Le rapport de l’ASPI (l’Institut australien de stratégie politique) « constate que TikTok s’engage dans la censure sur une gamme de sujets politiques et sociaux, tout en rétrogradant et en supprimant du contenu ». L’étude rappelle que « les dirigeants de ByteDance [qui détient Tik Tok, ndlr] ont déclaré officiellement qu’ils s’assureraient que leurs produits serviraient à promouvoir le programme de propagande du PCC. [Ils] ont clairement indiqué que la ligne du parti devait être intégrée dans les applications de l’entreprise jusqu’au niveau de l’algorithme ».

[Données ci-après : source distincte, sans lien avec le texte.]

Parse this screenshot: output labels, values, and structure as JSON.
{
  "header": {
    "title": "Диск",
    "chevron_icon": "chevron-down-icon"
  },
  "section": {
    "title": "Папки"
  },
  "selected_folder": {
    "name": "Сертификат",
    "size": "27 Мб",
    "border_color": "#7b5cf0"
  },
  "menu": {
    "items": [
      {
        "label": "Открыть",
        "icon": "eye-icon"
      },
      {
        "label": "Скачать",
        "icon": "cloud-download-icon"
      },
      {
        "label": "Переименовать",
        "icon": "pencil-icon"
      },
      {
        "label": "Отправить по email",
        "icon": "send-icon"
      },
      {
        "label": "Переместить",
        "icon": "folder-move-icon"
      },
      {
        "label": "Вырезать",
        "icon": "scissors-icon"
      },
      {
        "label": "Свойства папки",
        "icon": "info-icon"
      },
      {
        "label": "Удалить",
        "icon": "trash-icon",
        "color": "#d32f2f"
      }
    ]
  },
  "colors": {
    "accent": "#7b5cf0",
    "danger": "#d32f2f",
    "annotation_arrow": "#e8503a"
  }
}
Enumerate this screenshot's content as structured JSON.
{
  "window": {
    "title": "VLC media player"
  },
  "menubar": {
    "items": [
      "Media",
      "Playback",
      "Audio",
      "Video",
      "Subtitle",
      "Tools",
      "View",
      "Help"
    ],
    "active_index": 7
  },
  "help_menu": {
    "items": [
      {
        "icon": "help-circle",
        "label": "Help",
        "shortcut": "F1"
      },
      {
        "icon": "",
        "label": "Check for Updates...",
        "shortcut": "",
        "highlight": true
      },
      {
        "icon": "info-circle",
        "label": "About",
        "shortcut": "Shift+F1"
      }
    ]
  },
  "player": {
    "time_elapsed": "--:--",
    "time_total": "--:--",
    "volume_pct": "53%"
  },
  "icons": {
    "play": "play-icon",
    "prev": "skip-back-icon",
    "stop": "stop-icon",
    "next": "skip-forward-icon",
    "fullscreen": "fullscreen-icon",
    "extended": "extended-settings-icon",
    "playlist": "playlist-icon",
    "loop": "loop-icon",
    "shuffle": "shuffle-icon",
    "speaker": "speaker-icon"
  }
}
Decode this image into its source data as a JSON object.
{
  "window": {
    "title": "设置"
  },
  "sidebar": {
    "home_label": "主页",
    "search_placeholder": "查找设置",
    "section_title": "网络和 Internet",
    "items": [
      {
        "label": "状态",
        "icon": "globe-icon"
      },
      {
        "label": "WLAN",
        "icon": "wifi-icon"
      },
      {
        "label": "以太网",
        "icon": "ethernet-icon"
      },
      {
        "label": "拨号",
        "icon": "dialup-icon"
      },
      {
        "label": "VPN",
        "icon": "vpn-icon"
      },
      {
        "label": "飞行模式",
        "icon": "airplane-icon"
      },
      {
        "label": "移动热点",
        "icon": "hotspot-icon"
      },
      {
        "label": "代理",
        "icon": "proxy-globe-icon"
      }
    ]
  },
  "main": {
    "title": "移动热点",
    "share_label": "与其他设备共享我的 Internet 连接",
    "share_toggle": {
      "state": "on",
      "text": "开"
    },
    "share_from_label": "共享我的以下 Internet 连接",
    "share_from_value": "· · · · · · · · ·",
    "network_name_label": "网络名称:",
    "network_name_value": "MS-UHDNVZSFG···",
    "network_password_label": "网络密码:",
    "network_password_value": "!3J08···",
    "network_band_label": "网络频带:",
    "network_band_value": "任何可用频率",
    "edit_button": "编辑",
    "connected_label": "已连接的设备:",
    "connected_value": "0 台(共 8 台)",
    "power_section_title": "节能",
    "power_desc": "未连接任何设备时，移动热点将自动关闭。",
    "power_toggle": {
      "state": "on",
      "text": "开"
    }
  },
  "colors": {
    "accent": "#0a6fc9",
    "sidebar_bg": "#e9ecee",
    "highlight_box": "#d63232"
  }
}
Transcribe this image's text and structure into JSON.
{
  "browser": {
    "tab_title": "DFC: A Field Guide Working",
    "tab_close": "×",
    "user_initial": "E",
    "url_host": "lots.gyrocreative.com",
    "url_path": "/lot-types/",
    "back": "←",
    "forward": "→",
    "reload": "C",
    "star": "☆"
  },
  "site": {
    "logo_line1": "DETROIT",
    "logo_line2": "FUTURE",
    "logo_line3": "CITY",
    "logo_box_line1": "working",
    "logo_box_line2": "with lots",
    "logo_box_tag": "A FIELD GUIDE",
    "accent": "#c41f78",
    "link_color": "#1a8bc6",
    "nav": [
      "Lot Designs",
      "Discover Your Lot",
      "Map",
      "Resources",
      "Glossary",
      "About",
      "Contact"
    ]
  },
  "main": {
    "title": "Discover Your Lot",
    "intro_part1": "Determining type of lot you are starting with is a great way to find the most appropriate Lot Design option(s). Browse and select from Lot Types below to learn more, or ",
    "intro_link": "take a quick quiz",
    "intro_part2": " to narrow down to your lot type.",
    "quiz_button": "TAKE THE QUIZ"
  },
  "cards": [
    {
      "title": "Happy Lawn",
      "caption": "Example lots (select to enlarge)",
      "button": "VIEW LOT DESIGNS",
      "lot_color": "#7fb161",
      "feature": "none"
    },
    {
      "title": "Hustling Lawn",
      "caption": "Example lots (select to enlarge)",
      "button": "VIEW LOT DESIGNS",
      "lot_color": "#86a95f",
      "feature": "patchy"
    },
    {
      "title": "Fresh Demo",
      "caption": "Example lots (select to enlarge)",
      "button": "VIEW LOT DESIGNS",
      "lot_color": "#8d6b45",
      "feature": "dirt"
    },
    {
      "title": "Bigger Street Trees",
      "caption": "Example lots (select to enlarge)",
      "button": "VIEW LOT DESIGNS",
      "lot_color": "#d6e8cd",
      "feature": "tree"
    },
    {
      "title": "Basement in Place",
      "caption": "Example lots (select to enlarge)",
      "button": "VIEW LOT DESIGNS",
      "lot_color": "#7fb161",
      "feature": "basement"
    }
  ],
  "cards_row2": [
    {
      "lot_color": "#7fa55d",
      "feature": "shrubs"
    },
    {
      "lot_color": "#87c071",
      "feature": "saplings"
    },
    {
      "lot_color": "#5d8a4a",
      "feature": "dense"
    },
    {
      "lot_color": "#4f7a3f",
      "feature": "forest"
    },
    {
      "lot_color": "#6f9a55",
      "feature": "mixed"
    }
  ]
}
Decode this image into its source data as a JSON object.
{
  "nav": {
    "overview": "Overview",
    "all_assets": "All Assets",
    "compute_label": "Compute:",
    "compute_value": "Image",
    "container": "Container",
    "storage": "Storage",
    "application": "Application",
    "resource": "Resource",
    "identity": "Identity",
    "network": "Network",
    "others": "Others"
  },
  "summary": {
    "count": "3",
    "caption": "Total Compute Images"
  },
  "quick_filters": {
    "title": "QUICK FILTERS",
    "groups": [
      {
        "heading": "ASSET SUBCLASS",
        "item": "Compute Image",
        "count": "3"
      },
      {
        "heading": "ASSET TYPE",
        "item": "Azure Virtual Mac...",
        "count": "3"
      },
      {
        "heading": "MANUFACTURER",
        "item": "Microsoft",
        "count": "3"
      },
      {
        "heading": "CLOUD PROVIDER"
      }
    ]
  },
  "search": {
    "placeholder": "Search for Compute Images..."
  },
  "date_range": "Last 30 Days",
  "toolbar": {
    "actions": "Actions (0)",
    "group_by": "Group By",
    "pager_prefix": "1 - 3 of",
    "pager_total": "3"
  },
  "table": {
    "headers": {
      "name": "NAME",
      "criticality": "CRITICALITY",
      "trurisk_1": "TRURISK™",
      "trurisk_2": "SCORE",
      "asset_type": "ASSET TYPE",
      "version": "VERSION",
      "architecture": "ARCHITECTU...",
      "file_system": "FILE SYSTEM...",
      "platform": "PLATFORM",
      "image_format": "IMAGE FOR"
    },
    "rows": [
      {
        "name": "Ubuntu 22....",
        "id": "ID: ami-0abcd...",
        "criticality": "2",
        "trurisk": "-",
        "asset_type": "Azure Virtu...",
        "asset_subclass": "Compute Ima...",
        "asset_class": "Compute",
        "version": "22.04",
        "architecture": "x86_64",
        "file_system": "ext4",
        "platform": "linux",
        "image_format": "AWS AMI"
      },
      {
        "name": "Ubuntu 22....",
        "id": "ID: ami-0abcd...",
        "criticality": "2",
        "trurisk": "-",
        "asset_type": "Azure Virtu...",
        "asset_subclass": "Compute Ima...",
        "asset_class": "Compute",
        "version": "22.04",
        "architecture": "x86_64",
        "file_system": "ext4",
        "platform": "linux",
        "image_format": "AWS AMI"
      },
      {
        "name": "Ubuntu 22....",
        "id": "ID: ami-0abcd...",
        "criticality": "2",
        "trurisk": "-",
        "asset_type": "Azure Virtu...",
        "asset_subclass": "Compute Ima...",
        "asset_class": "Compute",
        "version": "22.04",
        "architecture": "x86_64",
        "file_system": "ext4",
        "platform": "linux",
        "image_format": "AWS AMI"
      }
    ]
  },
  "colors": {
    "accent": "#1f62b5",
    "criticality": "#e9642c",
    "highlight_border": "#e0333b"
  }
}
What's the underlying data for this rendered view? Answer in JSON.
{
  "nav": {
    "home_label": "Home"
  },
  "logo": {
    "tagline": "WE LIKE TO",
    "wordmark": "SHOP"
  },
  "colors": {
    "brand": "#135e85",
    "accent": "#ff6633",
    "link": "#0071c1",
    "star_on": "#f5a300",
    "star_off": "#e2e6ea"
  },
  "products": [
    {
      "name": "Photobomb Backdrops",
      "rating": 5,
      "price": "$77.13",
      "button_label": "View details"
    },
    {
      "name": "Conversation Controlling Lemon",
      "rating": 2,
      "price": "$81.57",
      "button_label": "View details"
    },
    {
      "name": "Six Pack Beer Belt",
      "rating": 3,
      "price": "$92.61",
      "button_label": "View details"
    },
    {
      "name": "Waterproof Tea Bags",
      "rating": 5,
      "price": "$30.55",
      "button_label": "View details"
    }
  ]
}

En mars 2023, lors d’une audience du PDG de Tik Tok au Congrès des États-Unis, la présidente du comité, Cathy McMorris Rodgers, avait pointé les liens de TikTok avec le régime communiste chinois par l’intermédiaire de sa société mère ByteDance, basée en Chine. « Les lois du PCC exigent que des entreprises chinoises comme ByteDance espionnent en leur nom », a rappelé Mme Rodgers. « Cela signifie que toute entreprise chinoise doit accorder au PCC des capacités d’accès et de manipulation en tant que caractéristique de conception. »

L’expert en cybersécurité Casey Fleming, PDG du cabinet de conseil en stratégie et cybersécurité BlackOps Partners, alertait également que TikTok est une «application militaire utilisée comme une arme». Selon lui, sur le réseau social chinois, « ce que vous écrivez, à qui vous écrivez, les mots de passe, les comptes de messagerie, tout ce qui se trouve sur votre téléphone, tout ce que vous tapez dans les mails ou les textos, ce keylogging (enregistrement des frappes) récupère chaque mot, chaque mot de passe, etc. »

Au-delà de ces aspects, une enquête du Wall Street Journal documentait en avril 2023 comment l’application diffuse en permanence des contenus nuisibles impliquant l’automutilation, les troubles de l’alimentation et le suicide dans les fils d’actualité des enfants. Le 19 février 2024, l’Union européenne a lancé une enquête pour déterminer si Tik Tok a enfreint les lois européennes concernant la protection des mineurs, la transparence de la publicité et le partage des données.

En France, une commission d’enquête a été lancée le 1er mars 2024 par le sénateur Claude Malhuret, suspectant également le réseau social de transférer les données personnelles de ses utilisateurs étrangers à des fins politiques et d’avoir une influence néfaste sur les jeunes générations occidentales.